My delivered suitcase was smaller than most, barely over the size of an attaché case, though a bit thicker. I opened it as I sat at my desk, laying my library book on the nightstand. I was arranging a few things when the young woman returned to the room wearing her blue and gold striped pajamas and crossed to my location in the room, next to the bed.

"Hello, again," I said, standing and offering her my hand.

She took it and shook, briefly, but didn't smile or look me in the eye just then, saying, "We better talk about sleeping arrangements."

"I'll take the top of the sheets, you can tuck underneath. It's a double king size so we'll never touch. Is that alright?"

"Yes. Thank you. I was worried about this. It's a bit awkward. I've never had to share a room with a strange man, before," she said, turning away. Suddenly, she spun on her heel and announced, "And--I'm not looking for romance," she blurted out, rather abruptly I thought. I figured she was simply nervous, as she had said.

"Nor am I," I told her, meaning it. "May I know your name, since we are going to be in close quarters for a month?"

"Vivian Fairchild."

"I'm Blair, Blair Buchanan. I'm happy to meet you, Vivian. Please be assured that I won't be bothering you. I've seen how busy you are and I know this trip is about business. I'm a fairly quiet person to be around and I won't be any trouble." I smiled, trying to be reassuring.

She nodded and went back to putting away her things.

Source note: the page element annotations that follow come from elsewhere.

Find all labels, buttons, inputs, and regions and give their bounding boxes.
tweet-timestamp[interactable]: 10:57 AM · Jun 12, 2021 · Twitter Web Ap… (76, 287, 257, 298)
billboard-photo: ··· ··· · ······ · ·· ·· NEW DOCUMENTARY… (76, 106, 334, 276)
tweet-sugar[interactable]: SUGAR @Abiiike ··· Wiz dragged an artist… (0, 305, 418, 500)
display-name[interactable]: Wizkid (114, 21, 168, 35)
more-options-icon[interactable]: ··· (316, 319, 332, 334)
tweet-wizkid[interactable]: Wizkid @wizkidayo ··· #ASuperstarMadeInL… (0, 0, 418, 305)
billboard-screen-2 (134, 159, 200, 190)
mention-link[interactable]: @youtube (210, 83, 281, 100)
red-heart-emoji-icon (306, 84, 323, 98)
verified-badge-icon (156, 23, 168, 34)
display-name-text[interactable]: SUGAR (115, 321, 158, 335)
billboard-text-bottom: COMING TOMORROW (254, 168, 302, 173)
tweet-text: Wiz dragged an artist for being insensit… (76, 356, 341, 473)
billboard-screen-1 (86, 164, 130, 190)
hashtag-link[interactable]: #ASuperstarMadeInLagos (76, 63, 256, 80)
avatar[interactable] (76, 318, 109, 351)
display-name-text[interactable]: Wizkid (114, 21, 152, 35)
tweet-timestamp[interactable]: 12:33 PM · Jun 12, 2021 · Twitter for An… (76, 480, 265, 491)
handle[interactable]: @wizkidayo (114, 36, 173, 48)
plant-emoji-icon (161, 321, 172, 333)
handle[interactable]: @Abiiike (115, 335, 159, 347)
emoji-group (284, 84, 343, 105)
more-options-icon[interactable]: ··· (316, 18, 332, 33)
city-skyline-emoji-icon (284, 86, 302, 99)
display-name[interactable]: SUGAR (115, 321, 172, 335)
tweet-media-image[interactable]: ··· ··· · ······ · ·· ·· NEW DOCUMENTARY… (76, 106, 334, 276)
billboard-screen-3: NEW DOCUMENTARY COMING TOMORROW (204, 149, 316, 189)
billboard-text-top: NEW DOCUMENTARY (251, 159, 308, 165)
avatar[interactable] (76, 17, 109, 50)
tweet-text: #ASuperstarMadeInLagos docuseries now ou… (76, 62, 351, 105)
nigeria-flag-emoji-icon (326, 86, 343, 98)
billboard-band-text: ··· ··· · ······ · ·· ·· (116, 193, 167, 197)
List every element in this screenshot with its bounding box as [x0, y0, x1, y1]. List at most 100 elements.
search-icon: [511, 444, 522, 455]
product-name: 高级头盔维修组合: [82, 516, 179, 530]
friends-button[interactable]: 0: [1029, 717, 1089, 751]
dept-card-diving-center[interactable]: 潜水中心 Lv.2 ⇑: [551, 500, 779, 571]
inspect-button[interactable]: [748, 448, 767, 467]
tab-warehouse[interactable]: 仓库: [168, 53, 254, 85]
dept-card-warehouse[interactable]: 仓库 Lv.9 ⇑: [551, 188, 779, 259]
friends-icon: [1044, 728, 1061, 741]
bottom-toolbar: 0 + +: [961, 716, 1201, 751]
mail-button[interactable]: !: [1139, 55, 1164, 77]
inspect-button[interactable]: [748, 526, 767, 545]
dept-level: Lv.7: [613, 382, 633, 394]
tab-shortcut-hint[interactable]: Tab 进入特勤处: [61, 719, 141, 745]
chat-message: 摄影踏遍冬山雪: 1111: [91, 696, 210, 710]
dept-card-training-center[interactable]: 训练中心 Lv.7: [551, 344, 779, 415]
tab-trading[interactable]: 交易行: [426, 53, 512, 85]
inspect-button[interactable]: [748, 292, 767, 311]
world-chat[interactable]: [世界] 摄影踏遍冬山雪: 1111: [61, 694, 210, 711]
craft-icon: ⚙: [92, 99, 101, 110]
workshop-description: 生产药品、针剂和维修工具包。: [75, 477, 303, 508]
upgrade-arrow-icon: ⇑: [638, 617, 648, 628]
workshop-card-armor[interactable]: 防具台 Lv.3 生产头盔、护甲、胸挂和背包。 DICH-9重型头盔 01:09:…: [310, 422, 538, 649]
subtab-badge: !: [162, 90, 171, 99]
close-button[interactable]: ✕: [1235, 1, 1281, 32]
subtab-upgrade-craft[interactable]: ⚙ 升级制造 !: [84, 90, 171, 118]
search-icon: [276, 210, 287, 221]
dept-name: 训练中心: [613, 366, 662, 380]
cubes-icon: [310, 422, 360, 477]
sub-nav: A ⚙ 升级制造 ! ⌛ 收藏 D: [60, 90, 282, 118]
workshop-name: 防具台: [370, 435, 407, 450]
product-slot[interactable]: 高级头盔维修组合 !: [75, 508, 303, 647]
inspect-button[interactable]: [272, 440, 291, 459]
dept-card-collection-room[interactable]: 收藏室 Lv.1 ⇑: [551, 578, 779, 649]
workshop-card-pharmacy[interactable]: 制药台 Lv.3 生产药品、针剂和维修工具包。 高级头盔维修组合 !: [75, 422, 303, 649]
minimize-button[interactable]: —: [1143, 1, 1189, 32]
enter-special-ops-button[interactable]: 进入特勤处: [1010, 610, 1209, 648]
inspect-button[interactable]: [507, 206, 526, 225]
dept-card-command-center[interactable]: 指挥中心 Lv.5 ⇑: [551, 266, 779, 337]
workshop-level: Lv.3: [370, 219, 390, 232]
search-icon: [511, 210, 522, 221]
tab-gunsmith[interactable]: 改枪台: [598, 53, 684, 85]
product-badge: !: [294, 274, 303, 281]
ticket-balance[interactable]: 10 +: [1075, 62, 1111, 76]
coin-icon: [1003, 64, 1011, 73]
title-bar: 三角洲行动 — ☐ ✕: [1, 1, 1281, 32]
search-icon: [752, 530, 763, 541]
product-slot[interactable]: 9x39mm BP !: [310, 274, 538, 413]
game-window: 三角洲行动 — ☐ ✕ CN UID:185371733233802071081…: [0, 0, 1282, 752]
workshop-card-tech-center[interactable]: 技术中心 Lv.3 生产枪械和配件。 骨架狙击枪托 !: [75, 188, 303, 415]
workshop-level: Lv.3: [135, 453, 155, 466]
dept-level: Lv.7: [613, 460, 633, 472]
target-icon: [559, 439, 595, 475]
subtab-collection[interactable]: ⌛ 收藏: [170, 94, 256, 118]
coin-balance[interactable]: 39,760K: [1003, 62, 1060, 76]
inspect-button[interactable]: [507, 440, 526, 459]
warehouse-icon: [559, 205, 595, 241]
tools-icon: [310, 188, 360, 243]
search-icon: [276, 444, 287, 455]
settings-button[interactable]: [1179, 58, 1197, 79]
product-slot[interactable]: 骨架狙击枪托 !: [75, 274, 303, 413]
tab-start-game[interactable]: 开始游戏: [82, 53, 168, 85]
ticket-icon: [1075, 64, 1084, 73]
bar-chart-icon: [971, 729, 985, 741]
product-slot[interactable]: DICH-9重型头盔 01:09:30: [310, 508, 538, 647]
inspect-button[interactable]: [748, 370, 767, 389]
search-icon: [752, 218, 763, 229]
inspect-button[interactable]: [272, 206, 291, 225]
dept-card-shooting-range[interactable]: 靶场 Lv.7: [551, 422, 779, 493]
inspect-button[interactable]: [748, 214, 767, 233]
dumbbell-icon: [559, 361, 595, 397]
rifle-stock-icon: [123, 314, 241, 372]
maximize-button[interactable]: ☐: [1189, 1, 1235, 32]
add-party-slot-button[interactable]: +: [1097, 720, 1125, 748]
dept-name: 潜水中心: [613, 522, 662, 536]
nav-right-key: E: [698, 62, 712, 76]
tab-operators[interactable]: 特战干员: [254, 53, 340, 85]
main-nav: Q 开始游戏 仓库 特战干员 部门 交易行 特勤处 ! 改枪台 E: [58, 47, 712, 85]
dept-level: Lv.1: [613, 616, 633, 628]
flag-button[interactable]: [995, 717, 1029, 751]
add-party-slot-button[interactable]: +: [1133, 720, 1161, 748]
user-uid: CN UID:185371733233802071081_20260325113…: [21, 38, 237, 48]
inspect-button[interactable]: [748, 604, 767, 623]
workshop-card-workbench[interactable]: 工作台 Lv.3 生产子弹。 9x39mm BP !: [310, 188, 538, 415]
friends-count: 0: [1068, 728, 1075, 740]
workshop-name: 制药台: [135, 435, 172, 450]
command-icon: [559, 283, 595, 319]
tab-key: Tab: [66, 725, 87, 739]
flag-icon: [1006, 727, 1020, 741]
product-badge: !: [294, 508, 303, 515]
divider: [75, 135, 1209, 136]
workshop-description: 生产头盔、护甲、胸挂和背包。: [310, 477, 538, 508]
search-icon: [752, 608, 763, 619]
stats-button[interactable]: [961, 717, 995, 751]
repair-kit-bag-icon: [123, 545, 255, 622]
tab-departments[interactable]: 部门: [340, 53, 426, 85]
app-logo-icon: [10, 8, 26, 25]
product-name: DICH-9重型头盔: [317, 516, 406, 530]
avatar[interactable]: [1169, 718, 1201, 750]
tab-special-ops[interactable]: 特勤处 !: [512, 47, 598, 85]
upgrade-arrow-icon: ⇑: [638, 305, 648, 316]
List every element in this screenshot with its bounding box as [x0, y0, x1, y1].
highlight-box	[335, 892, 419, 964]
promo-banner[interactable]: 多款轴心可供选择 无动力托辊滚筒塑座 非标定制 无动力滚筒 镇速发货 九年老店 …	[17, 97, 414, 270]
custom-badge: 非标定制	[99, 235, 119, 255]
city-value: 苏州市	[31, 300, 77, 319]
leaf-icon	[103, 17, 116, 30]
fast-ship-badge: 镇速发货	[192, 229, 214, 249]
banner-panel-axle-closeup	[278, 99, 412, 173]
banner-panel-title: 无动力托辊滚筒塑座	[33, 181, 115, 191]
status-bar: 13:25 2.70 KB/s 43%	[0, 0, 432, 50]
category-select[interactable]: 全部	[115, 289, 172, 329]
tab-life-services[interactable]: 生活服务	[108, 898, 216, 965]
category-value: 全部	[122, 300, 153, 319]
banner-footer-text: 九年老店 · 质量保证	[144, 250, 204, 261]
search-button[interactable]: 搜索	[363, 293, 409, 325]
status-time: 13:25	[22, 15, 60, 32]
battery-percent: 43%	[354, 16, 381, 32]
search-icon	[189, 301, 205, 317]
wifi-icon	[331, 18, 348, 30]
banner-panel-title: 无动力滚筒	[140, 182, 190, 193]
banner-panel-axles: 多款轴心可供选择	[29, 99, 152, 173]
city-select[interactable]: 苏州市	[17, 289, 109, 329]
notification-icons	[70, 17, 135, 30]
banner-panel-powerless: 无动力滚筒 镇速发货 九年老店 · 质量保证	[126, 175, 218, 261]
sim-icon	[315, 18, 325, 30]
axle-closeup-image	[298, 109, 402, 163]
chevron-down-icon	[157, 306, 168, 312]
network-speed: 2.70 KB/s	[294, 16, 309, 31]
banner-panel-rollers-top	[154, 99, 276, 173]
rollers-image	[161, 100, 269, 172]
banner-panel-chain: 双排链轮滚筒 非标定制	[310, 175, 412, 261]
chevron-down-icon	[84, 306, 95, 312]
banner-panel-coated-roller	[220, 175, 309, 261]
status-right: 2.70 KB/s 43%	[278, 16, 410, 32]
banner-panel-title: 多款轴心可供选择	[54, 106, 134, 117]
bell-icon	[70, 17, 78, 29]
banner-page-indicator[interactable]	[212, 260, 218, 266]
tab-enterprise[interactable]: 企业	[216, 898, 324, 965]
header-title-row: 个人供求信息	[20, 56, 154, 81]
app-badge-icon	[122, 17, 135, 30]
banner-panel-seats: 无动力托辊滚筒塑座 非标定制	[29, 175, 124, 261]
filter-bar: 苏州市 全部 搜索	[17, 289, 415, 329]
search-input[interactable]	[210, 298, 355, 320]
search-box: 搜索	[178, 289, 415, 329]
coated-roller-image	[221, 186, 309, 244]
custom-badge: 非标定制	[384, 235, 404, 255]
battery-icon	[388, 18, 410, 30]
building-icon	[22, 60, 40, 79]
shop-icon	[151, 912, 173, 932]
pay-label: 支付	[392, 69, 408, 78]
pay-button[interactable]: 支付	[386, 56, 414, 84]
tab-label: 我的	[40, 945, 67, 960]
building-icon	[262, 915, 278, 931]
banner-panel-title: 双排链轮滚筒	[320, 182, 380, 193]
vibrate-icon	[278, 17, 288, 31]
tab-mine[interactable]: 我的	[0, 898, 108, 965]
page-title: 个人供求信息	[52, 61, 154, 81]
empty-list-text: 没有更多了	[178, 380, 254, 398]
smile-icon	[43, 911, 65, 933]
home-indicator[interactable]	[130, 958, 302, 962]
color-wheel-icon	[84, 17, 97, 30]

Later that evening, I lay beneath the covers, my shoulders and head propped up with pillows reading my book.

"Can you stop that?" Vivian asked, in an irritated tone from her side of the bed.

"What?" I turned, not understanding this sudden irritation on her part.

"You're turning the pages every few seconds. You're not even reading."

"Four thousand words a minute. It doesn't take me long to go through five or six hundred," I explained.

"Four thousand! Really?"

"Yes. I got into it in college. It's been a great help in my career."

"What do you do?"

"Business, like you. I own a small aerospace company. Before that, I worked for Tranco corporation. Ever heard of them?"

"Of course. They're in the top 200 hundred. What did you do there?"

"I worked my way up. I was the CEO for a few years."

Her jaw almost dropped. "You were!"

"Yes."

"I don't believe it."

I laughed and said, "Bring up a new window," her computer was on her lap, "and look up my name. I think I might still be in there under business executives." I told her my two middle names and how to spell my last.